Do I need to provide food for my bridesmaids?

Regardless of what pre-wedding events are taking place that evening, it would be assumed that your crew comes fed to the slumber party. If light snacks and celebratory bubbles are in order, it might be a nice gesture to cover the cost.

How to Spend the Night Apart

"The fun thing is that you don't have to buy into the whole history of the customs," says Gage. "Obviously, you don't need to be having an arranged marriage, or a heteronormative one, to enjoy the drama of some time apart leading up to a big reveal in all your wedding finery!" Who you spend the wedding eve with can create a beautiful segue into the events of the wedding day itself. Consider how you want to remember the night and who would best help facilitate those memories. Some choose to spend the night with their mom or sisters and others surround themselves with a whole gaggle of bridesmaids. "I shared my hotel room with my sister after our rehearsal dinner and it was so nice to have that time with her and feel like we were kids again, sleeping in the same bed on Christmas Eve, so excited about the next day," recalls Gage. "I remember waking up and saying to her, 'I'm getting married today!' and I'm so glad she was the person I got to say that to."

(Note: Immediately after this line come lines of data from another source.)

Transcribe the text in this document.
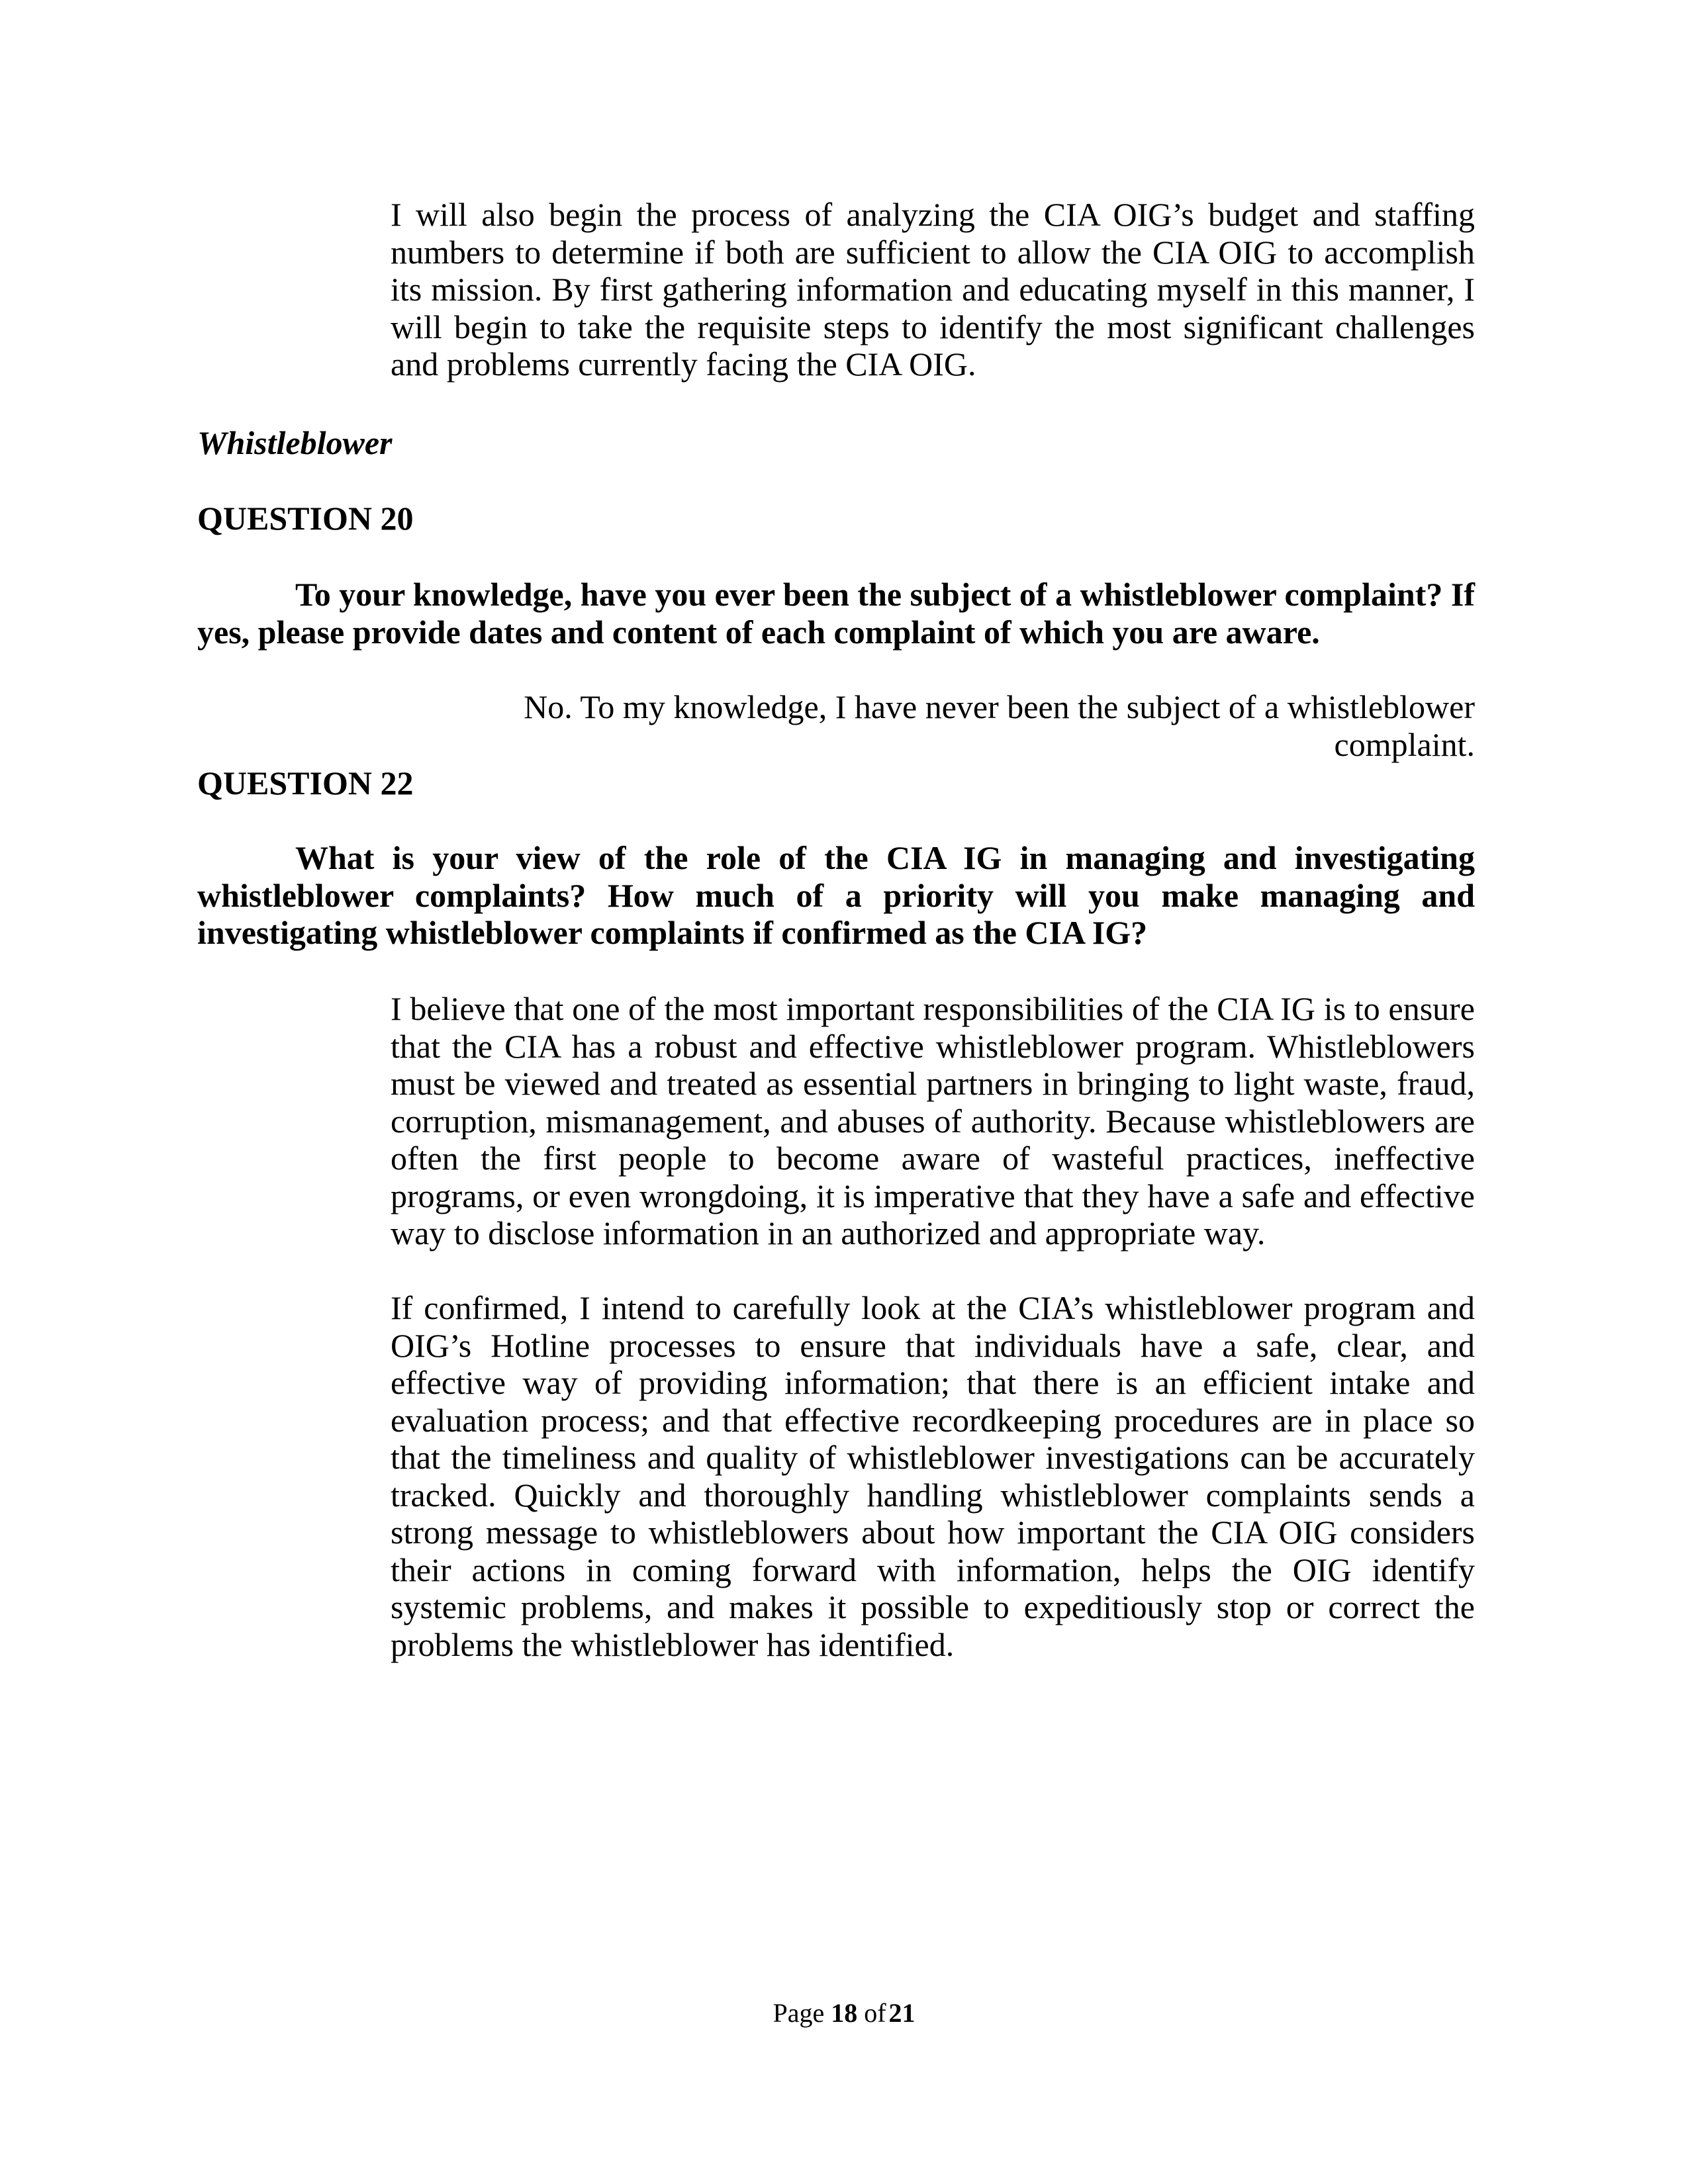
I will also begin the process of analyzing the CIA OIG’s budget and staffing numbers to determine if both are sufficient to allow the CIA OIG to accomplish its mission. By first gathering information and educating myself in this manner, I will begin to take the requisite steps to identify the most significant challenges and problems currently facing the CIA OIG.

Whistleblower
QUESTION 20

To your knowledge, have you ever been the subject of a whistleblower complaint? If yes, please provide dates and content of each complaint of which you are aware.

No. To my knowledge, I have never been the subject of a whistleblower complaint.

QUESTION 22

What is your view of the role of the CIA IG in managing and investigating whistleblower complaints? How much of a priority will you make managing and investigating whistleblower complaints if confirmed as the CIA IG?

I believe that one of the most important responsibilities of the CIA IG is to ensure that the CIA has a robust and effective whistleblower program. Whistleblowers must be viewed and treated as essential partners in bringing to light waste, fraud, corruption, mismanagement, and abuses of authority. Because whistleblowers are often the first people to become aware of wasteful practices, ineffective programs, or even wrongdoing, it is imperative that they have a safe and effective way to disclose information in an authorized and appropriate way.

If confirmed, I intend to carefully look at the CIA’s whistleblower program and OIG’s Hotline processes to ensure that individuals have a safe, clear, and effective way of providing information; that there is an efficient intake and evaluation process; and that effective recordkeeping procedures are in place so that the timeliness and quality of whistleblower investigations can be accurately tracked. Quickly and thoroughly handling whistleblower complaints sends a strong message to whistleblowers about how important the CIA OIG considers their actions in coming forward with information, helps the OIG identify systemic problems, and makes it possible to expeditiously stop or correct the problems the whistleblower has identified.

Page 18 of 21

You can also forego the notion of not seeing your spouse until the ceremony altogether. "I am the most superstitious person you'll meet and I spent the morning of our wedding helping my husband with the toast he'd be giving that night," says Gage. But you can still incorporate other traditions like keeping the wedding dress a secret until then. "I think there is something to be said for the drama of a big reveal. I didn't do a first look for that reason and it was so exciting to walk into the church and see my husband at the end of the aisle. But that's what was right for us, not necessarily for everyone else. My only advice would be think about when you want to see each other and work backward from that," she adds.

Keep your expectations in check to maximize the memories. Instead of focusing on what you want to happen, enjoy what is happening.

Regardless of whether you decide to spend the night before the big day with your bridal party, your partner, luxuriating in some alone time, or creating a brand new tradition all your own, remember to get plenty of rest and hydration. The following day will definitely be one that you'll want to look and feel your best before and those a hair and makeup appointments start early!